Ormai l’hanno scritto tutti. I grandi vini italiani nel 2020 hanno letteralmente invaso la classifica dei vini più pregiati stilata da LIV|EX ogni anno e pubblicata un paio di settimane fa. Non solo l’Italia è passata dagli 8-10 vini che mediamente figuravano in classifica ai 17 del 2020, ma di questi 17 ben quattro sono nella top ten. Si tratta di Gaja (numero 3), Sassicaia (4), Ornellaia (6) e Masseto (9). Come potete poi leggere all’interno del post, soltanto nel 2014 e nel 2019 un vino italiano aveva raggiunto la top-10 di LIV|EX ed era sempre stato il Sassicaia. Come sapete la classifica è redatta secondo un insieme di parametri che includono i volumi di scambio, l’andamento dei prezzi, il numero di etichette trattate per marchio e via dicendo. Per i vini italiani il 2020 è stato un anno in progresso sotto tutti gli aspetti: i prezzi sono mediamente cresciuti del 6%, di più che per tutte le altre nazioni (media 3.2%), i vini scambiati sono stati circa 25 per etichetta in media, ancora sotto le medie francesi ma in costante progresso rispetto agli scorsi anni. Il prezzo in valore assoluto resta mediamente tra i più bassi (circa 1700 sterline per cassa da 9 litri) ma un vino italiano che costava 100 euro nel 2009 è arrivato a valere 235 euro nel 2020, pareggiando la performance del Bordeaux (236) e superando sia Champagne che Rodano (circa 215).

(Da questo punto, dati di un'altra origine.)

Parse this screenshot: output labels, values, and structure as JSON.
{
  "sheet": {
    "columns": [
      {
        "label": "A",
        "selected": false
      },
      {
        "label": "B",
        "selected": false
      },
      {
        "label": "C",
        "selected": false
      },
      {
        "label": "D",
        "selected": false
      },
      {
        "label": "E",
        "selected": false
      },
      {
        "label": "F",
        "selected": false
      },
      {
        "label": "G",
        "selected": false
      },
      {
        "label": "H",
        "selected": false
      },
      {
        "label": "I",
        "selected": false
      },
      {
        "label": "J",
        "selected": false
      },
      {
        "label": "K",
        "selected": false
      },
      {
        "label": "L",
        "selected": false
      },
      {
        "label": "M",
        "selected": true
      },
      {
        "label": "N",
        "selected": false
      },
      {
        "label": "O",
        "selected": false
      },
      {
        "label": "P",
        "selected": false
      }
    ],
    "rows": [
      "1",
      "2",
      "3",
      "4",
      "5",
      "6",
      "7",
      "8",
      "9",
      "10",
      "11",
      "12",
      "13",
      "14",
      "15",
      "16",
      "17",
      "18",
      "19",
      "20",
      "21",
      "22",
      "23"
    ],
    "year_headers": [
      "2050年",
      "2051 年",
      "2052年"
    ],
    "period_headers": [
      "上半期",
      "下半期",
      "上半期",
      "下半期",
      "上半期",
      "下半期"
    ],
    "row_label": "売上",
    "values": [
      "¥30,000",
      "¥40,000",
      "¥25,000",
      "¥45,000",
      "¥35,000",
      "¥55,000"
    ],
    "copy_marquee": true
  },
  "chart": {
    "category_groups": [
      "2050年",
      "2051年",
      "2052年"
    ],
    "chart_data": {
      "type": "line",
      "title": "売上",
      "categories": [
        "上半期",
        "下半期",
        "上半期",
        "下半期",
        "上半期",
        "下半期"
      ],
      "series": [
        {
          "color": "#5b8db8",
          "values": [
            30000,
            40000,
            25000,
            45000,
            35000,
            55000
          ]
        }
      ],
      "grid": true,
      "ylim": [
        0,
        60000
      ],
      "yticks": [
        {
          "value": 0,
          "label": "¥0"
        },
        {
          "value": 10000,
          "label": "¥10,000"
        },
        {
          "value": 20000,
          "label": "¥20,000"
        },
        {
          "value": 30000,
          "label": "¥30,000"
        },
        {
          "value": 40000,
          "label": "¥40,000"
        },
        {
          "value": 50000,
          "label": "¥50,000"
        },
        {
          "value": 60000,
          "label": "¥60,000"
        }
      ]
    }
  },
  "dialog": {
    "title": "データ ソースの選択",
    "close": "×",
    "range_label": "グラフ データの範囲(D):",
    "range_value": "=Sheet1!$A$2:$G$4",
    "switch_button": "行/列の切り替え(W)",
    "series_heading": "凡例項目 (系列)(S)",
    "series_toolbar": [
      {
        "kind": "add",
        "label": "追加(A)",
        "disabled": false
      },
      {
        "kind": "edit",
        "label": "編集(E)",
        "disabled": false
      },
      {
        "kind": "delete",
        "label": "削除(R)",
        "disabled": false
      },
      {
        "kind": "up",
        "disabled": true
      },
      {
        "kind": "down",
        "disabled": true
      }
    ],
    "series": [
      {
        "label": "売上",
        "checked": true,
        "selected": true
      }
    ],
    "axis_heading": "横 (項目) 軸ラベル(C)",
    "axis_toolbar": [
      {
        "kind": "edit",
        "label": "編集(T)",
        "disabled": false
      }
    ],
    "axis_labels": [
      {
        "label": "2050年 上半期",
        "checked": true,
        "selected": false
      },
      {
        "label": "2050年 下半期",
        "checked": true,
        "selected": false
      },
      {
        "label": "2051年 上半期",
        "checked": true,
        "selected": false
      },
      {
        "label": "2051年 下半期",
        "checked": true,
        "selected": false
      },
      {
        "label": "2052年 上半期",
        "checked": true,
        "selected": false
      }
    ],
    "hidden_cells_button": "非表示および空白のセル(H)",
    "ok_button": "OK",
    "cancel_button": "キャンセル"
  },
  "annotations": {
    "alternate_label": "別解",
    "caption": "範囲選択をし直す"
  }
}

Proprio i vini francesi che appaiono in declino. Sicuramente Bordeaux, che per la prima volta ha un solo nome tra i primi 10. Ma anche tante stranezze. Si tratta di un anno il 2020 differente da tutti gli altri non solo per il COVID. Speriamo non lo sia per il vino italiano.

Bene, nel post trovate la classifica completa e l’evoluzione storica delle posizioni dei grandi marchi del vino italiano. Spero che nonostante l’arrivo ritardo l’analisi possa aggiungere un po’ di valore a quanto avete letto sinora.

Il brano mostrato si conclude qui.